Council Vetoes League Play at Trancas
• Residents Make Case against P&R Panel Recommendation
BY BILL KOENEKER
BY BILL KOENEKER
It took the Malibu City Council this week about 10 minutes to approve the final version of a $30 million budget, but took over two hours to decide that league play should be banned at the proposed Trancas Canyon Park.
To be fair, there was no controversy over the budget, but a standing room only audience in council chambers attested to the importance west Malibu residents place on how the park is developed.
Homeowner association presidents spoke, former and current parks and recreation commissioners had their say, soccer moms talked to the council and neighbors vented.
At one point, a speaker asked those who favor restrictions on the sports field planned on the 13-acre property, to stand to show their support for the ban. Nearly the entire audience rose.
Council members said they have been bombarded for weeks with attempts to sway their vote on Trancas Canyon Park.
Now it was time for the five council members to tell the public where they stand.
Councilmember Andy Stern reminded those asserting the city has spent too much money on parks without ball fields that the “last acquisition was the Bluffs Park at about the time it appeared those ball fields would be lost.
“We have had eight to 10 public meetings and have consistently said and the public has consistently said, I believe, no league play. You have got to be able to rely on our word. I am 10,000 percent with you. I am against any league play at this park,” he said, to thunderous applause.
New Councilmember John Sibert said he favored the restriction. “As much as I can appreciate league play, it is kind of nice to have a place for free-range children. It is not a park just for Malibu West residents. The dog park is a pretty good idea. I think this is a pretty good plan without league play,” he said.
Councilmember Sharon Barovsky said she reminds folks that the city must meet the recreational needs of members of the community with different interests.
“The thing that bothers me. The parks and recreation department addressed all recreational needs, including seniors. The big hue and cry was a dog park.
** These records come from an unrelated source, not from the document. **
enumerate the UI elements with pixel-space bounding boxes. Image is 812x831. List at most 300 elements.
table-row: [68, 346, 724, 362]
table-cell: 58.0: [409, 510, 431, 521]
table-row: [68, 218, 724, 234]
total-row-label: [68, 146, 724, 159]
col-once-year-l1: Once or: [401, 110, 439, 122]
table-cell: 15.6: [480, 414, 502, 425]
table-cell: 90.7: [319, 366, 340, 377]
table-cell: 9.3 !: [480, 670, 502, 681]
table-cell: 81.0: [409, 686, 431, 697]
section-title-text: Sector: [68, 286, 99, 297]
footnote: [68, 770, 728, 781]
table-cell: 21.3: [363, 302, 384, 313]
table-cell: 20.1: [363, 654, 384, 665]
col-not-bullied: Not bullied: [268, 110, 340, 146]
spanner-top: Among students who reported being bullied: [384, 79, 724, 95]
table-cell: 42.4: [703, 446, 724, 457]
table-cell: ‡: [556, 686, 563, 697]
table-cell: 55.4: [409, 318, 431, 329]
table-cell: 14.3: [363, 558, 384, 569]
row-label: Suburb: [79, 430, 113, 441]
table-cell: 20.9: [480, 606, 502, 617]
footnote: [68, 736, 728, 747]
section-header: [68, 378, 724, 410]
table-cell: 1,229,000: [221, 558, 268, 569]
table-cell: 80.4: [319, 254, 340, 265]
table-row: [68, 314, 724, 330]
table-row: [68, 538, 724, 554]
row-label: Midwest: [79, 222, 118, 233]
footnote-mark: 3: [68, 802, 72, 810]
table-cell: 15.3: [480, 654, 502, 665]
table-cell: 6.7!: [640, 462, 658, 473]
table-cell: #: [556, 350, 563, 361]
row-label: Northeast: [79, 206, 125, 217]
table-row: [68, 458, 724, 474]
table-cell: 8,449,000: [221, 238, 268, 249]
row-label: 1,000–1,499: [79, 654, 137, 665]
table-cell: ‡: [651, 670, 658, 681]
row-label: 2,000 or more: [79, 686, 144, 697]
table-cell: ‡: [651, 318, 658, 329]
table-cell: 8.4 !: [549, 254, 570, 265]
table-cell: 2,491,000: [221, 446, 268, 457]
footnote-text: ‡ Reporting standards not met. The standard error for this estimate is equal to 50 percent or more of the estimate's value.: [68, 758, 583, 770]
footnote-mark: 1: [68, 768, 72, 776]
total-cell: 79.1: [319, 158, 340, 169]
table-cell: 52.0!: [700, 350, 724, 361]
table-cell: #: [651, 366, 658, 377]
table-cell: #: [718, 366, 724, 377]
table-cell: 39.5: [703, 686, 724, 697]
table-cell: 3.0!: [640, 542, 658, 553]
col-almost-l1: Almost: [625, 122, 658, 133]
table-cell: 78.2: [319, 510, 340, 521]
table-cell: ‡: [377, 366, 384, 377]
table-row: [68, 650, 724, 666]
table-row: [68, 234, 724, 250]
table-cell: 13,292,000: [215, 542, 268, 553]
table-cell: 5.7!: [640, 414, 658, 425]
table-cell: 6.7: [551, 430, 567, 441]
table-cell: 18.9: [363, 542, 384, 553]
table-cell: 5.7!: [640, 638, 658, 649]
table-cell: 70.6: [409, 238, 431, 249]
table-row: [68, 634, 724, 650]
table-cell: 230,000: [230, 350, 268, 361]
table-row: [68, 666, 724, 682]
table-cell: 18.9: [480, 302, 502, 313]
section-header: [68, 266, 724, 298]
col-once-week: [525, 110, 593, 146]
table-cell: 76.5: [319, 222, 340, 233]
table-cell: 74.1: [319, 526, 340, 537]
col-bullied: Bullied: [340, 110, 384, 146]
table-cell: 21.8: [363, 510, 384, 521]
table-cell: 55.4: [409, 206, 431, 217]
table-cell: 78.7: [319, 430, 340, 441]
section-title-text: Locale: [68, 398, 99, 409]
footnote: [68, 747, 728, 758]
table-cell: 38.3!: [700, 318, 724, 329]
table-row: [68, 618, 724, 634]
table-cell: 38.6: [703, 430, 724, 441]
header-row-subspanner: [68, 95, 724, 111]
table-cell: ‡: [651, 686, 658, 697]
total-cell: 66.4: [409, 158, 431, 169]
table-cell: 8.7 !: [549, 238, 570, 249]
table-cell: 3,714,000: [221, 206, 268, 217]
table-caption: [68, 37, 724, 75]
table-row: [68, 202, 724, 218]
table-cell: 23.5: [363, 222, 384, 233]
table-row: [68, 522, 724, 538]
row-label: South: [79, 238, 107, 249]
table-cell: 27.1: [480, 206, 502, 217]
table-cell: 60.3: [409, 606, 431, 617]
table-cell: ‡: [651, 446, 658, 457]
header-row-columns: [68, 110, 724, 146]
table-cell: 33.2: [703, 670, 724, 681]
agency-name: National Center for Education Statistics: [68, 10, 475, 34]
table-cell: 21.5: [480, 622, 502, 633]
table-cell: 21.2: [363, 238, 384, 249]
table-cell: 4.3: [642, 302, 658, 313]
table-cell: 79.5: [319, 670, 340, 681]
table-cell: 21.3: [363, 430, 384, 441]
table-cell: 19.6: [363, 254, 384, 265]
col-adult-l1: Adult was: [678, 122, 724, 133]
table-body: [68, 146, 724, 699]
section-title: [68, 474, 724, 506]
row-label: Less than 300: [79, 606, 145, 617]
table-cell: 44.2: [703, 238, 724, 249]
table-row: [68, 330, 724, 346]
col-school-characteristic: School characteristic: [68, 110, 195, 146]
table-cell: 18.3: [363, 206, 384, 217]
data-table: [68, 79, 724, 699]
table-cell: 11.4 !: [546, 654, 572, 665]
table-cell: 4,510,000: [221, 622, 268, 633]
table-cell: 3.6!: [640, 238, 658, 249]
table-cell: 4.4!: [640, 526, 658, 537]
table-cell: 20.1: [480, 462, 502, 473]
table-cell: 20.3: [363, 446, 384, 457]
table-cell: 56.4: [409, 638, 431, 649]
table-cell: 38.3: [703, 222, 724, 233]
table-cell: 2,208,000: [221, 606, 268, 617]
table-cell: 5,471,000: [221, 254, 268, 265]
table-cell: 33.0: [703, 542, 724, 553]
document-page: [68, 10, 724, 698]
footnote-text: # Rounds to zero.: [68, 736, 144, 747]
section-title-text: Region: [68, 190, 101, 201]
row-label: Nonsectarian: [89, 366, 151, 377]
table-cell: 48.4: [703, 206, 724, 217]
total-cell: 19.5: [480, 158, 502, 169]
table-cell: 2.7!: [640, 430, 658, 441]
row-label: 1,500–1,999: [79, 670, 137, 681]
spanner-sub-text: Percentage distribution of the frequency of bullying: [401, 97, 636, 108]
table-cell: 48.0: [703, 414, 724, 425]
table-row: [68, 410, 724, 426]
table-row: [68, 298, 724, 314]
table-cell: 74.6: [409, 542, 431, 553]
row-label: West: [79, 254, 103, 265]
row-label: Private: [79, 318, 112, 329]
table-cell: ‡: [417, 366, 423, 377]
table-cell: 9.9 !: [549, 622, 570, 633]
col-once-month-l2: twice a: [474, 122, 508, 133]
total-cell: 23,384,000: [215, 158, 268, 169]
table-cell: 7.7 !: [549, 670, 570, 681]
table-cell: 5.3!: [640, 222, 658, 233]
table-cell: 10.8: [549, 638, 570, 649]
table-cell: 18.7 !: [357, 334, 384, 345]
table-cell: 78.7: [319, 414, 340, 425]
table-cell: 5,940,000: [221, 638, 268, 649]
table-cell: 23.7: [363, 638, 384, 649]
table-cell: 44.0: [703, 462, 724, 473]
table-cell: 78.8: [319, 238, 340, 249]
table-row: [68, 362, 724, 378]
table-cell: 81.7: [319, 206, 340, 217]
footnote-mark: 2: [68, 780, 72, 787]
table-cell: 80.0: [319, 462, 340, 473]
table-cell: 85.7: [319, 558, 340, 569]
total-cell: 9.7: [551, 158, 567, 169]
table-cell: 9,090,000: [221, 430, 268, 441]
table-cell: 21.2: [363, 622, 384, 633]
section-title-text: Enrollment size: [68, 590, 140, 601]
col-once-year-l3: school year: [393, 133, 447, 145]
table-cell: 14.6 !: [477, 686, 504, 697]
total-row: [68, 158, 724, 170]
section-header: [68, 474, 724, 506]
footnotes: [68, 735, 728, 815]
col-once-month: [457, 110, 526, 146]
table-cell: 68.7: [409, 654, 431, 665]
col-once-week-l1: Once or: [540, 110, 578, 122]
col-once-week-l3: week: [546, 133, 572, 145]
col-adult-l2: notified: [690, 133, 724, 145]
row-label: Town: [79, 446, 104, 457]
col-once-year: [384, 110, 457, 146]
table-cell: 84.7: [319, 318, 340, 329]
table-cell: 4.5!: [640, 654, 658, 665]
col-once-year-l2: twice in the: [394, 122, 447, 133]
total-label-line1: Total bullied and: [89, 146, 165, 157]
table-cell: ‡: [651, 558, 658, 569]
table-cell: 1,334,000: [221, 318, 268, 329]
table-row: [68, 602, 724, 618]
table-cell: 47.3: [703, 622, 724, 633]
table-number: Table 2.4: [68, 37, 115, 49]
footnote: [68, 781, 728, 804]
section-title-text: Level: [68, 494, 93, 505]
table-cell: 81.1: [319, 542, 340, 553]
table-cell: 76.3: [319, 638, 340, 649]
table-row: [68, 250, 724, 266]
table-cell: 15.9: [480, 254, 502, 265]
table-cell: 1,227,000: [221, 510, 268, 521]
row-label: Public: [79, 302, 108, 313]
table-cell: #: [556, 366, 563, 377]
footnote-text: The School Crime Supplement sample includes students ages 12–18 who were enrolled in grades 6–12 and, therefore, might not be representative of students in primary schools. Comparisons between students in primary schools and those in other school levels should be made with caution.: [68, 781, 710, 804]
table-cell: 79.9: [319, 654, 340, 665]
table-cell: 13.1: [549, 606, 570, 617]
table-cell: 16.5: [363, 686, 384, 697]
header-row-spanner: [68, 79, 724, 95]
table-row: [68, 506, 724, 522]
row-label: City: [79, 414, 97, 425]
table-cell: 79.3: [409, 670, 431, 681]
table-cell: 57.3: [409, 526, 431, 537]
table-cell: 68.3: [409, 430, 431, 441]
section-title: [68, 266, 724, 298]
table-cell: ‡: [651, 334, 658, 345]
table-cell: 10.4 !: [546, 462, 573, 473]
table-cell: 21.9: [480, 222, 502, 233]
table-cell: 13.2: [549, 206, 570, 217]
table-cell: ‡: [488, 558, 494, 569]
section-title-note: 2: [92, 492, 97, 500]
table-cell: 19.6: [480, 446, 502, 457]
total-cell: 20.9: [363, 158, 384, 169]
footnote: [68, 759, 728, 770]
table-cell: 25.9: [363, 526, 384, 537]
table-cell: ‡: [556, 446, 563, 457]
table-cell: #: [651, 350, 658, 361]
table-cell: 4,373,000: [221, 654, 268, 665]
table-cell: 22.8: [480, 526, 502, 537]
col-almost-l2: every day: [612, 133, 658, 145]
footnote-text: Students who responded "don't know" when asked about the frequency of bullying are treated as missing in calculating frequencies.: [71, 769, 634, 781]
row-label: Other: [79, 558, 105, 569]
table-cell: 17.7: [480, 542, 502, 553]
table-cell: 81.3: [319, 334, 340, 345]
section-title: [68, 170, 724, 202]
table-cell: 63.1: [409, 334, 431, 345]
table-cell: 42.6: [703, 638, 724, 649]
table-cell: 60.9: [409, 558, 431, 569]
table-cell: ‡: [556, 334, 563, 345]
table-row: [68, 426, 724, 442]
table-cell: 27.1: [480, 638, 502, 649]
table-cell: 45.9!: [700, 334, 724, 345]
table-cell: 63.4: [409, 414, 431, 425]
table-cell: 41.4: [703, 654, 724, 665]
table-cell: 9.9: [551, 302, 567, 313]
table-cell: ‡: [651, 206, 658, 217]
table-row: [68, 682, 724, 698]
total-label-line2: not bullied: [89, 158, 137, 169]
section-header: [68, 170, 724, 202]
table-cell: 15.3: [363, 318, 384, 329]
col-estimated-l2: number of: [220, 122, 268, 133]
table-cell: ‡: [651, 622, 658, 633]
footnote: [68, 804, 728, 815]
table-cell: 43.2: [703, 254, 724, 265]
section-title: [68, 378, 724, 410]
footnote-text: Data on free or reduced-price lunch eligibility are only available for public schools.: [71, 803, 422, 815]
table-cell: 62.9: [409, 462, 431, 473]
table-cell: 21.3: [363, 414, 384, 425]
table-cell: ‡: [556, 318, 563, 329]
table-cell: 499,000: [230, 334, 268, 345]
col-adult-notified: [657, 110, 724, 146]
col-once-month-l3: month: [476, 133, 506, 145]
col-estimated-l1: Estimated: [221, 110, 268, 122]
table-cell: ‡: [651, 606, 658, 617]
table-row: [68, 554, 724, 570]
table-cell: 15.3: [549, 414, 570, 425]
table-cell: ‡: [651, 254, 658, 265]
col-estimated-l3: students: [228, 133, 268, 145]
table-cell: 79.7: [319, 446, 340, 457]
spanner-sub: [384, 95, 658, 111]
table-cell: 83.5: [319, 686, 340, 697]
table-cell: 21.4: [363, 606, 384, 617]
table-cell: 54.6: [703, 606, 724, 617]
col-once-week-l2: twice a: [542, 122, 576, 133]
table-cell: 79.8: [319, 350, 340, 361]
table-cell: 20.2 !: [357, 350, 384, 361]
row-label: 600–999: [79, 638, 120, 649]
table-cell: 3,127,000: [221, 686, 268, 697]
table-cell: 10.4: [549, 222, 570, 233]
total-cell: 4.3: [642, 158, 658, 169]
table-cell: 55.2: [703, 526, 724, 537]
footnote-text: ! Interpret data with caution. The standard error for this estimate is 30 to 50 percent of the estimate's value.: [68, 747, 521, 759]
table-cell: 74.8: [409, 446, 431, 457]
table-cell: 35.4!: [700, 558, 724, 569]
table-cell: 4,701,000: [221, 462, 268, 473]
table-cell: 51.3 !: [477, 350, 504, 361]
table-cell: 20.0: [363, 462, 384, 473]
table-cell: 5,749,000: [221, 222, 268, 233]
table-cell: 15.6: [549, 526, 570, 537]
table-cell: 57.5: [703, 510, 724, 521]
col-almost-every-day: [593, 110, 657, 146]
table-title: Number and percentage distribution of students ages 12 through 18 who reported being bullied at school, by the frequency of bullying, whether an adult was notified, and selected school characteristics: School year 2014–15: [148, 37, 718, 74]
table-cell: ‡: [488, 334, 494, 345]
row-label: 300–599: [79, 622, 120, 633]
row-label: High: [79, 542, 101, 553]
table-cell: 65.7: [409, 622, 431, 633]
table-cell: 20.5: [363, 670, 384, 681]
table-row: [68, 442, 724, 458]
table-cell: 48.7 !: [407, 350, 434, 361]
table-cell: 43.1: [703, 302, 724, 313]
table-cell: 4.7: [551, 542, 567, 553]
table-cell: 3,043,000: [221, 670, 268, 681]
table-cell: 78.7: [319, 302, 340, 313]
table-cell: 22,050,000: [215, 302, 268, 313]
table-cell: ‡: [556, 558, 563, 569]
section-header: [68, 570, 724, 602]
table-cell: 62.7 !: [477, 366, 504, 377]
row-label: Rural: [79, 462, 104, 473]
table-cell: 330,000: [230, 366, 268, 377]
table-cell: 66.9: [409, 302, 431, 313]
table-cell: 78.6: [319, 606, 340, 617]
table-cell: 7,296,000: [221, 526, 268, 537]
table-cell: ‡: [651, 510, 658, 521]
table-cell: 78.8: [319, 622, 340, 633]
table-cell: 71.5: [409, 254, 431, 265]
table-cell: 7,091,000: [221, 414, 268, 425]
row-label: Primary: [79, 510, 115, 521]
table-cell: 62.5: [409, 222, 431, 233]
There were 700 signatures. Senior citizens are going to use this park. It is not just all about ball fields,” she added.
Councilmember Jefferson Wagner said the issue had pitted neighbors and friends against each other. He said it was important to get the neighborhood’s endorsement. “Plan B gets my vote” he said, referring to a previous workshop plan that included the restriction.
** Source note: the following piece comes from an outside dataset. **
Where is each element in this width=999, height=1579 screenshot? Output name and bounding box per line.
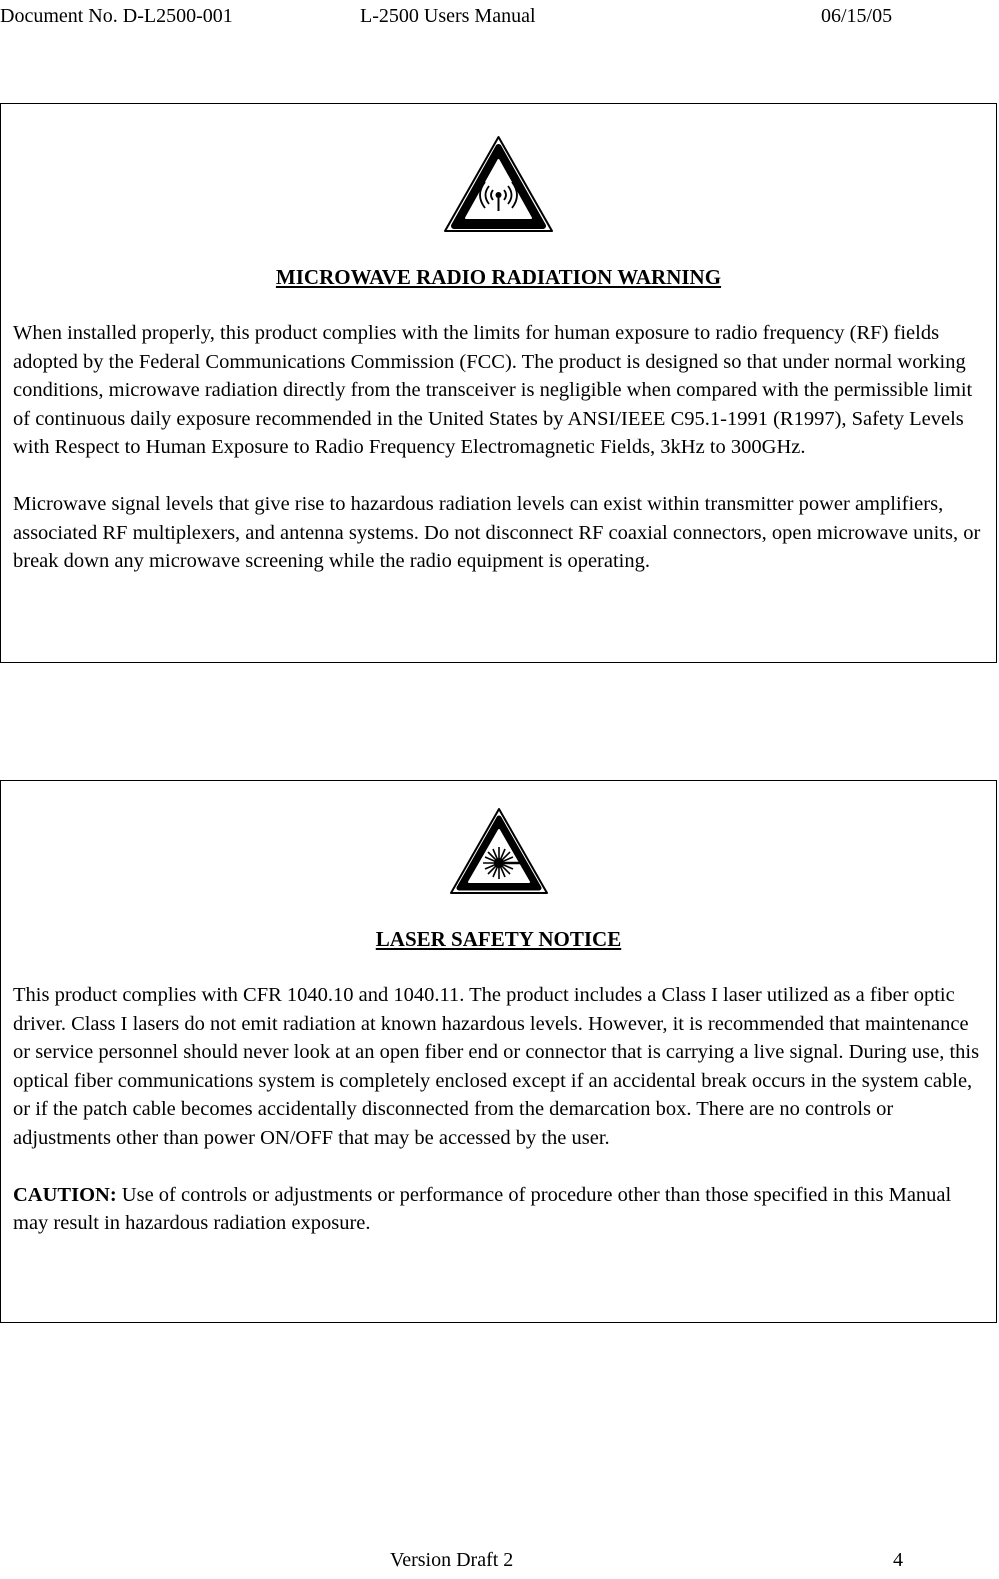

Mayor Pamela Conley Ulich, who ultimately voted for the restriction, said she had voted against it on previous occasions. She talked mostly about the council not knowing what will be needed in the future and did not want to curtail the option of league play if it is needed.
“In two years, two people won’t be on this council. In two years we can revisit this issue. In two years we can get people who support [league play],” she said.
The mayor tried to offer a motion that supported Plan B, but with conditions such as more research and further study to determine another design for the road to the 60-plus parking lot and a timeline for revisiting the plans. There were no takers.